Although the most common site is the legs, atypical sites such as the scrotum or scalp in our series, although rare, highlight the need to include G-CSCL-PT in the differential diagnosis of lymphoproliferative lesions with secondary skin involvement. In patient 8, although the testes were free of neoplastic infiltration, this case underscores the similarities between leg-type lymphoma and secondary cutaneous involvement of diffuse large B-cell lymphoma, which may be histopathologically and immunophenotypically indistinguishable from PCDCLCL-LT.3

Accurate identification of PCDCLCL-LT by histological and immunophenotypic techniques is critical for proper management: neoplastic cells characteristically express BCL2 and MUM1. Though less frequent, positivity for BCL6 (and rarely for CD10) indicates a germinal center origin. In addition, a Ki67 positivity of more than 70% allows us to exclude most inflammatory dermatoses and helps us to assess anisokaryosis due to its characteristic nuclear staining.

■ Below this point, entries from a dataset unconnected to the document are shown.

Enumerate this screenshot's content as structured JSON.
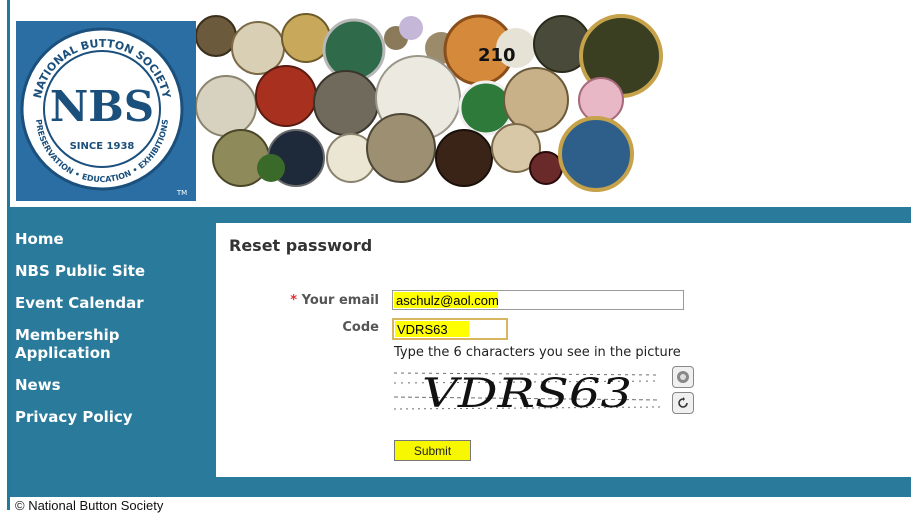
{
  "header": {
    "logo_text": {
      "top": "NATIONAL BUTTON SOCIETY",
      "initials": "NBS",
      "since": "SINCE 1938",
      "bottom": "PRESERVATION • EDUCATION • EXHIBITIONS",
      "tm": "TM"
    },
    "counter": "210"
  },
  "sidebar": {
    "items": [
      {
        "label": "Home"
      },
      {
        "label": "NBS Public Site"
      },
      {
        "label": "Event Calendar"
      },
      {
        "label": "Membership Application"
      },
      {
        "label": "News"
      },
      {
        "label": "Privacy Policy"
      }
    ]
  },
  "form": {
    "title": "Reset password",
    "required_mark": "*",
    "email_label": "Your email",
    "email_value": "aschulz@aol.com",
    "code_label": "Code",
    "code_value": "VDRS63",
    "hint": "Type the 6 characters you see in the picture",
    "captcha_text": "VDRS63",
    "submit_label": "Submit"
  },
  "footer": {
    "text": "© National Button Society"
  },
  "colors": {
    "teal": "#2a7a9b",
    "highlight": "#ffff00",
    "logo_blue": "#2b6ea3"
  }
}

Although MYD88 L265P mutations have been associated with aggressive clinical behavior in B-cell lymphomas,4–7 patient #5 from our series, who harbored this mutation, achieved complete remission with surgery alone. This finding suggests that the presence of MYD88 mutations may not invariably indicate poor prognosis in PCDCLCL-LT and underscores the importance of interpreting molecular alterations in the broader context of clinical presentation, histopathological features and anatomical site when assessing prognosis and individualizing treatment strategies.

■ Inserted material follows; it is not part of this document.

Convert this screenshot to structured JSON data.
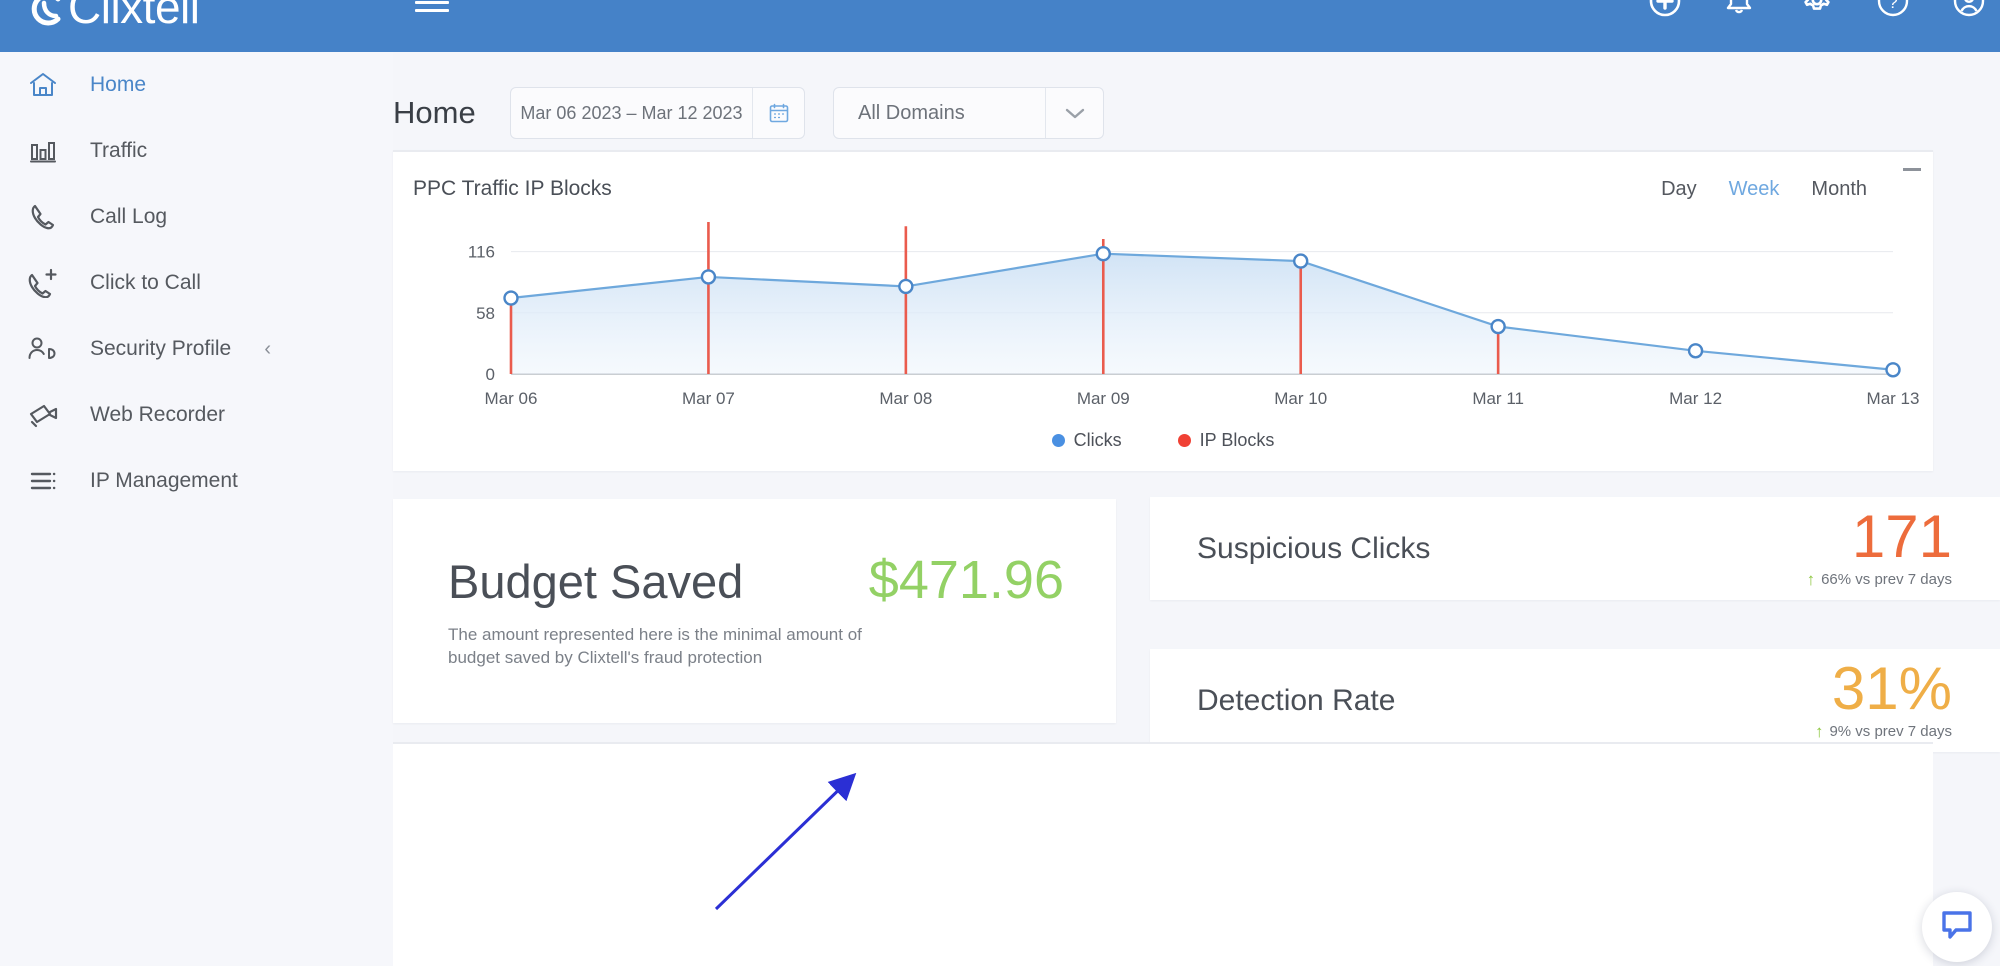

Our findings are consistent with the largest published series to date, conducted by Grange et al. in France, which analyzed a total of 60 cases of PCDCLCL-LT in a multicenter setting. In their study, the 5-year disease-specific survival rate was 41%, and both leg involvement and multiple skin lesions at diagnosis were identified as independent adverse prognostic factors.8 Although our series includes fewer patients, the estimated 5-year disease-specific survival rate was approximately 55%. We also observed that multiple lesions and extracutaneous involvement were associated with worse outcomes, while solitary or atypically located lesions (patients #2 and #8) did not confer a poor prognosis. To our knowledge, this is one of the largest Spanish series specifically focused on PCDLBCL-LT, and complements existing literature by offering a contemporary clinicopathological and molecular characterization of this rare lymphoma subtype.

In conclusion, this case series highlights 2 main contributions: the presence of atypical anatomical presentations, and the molecular characterization of a MYD88-mutated case with favorable outcome. These findings underscore the importance of a multidisciplinary approach and individualized assessment based on clinical, histopathological and molecular features.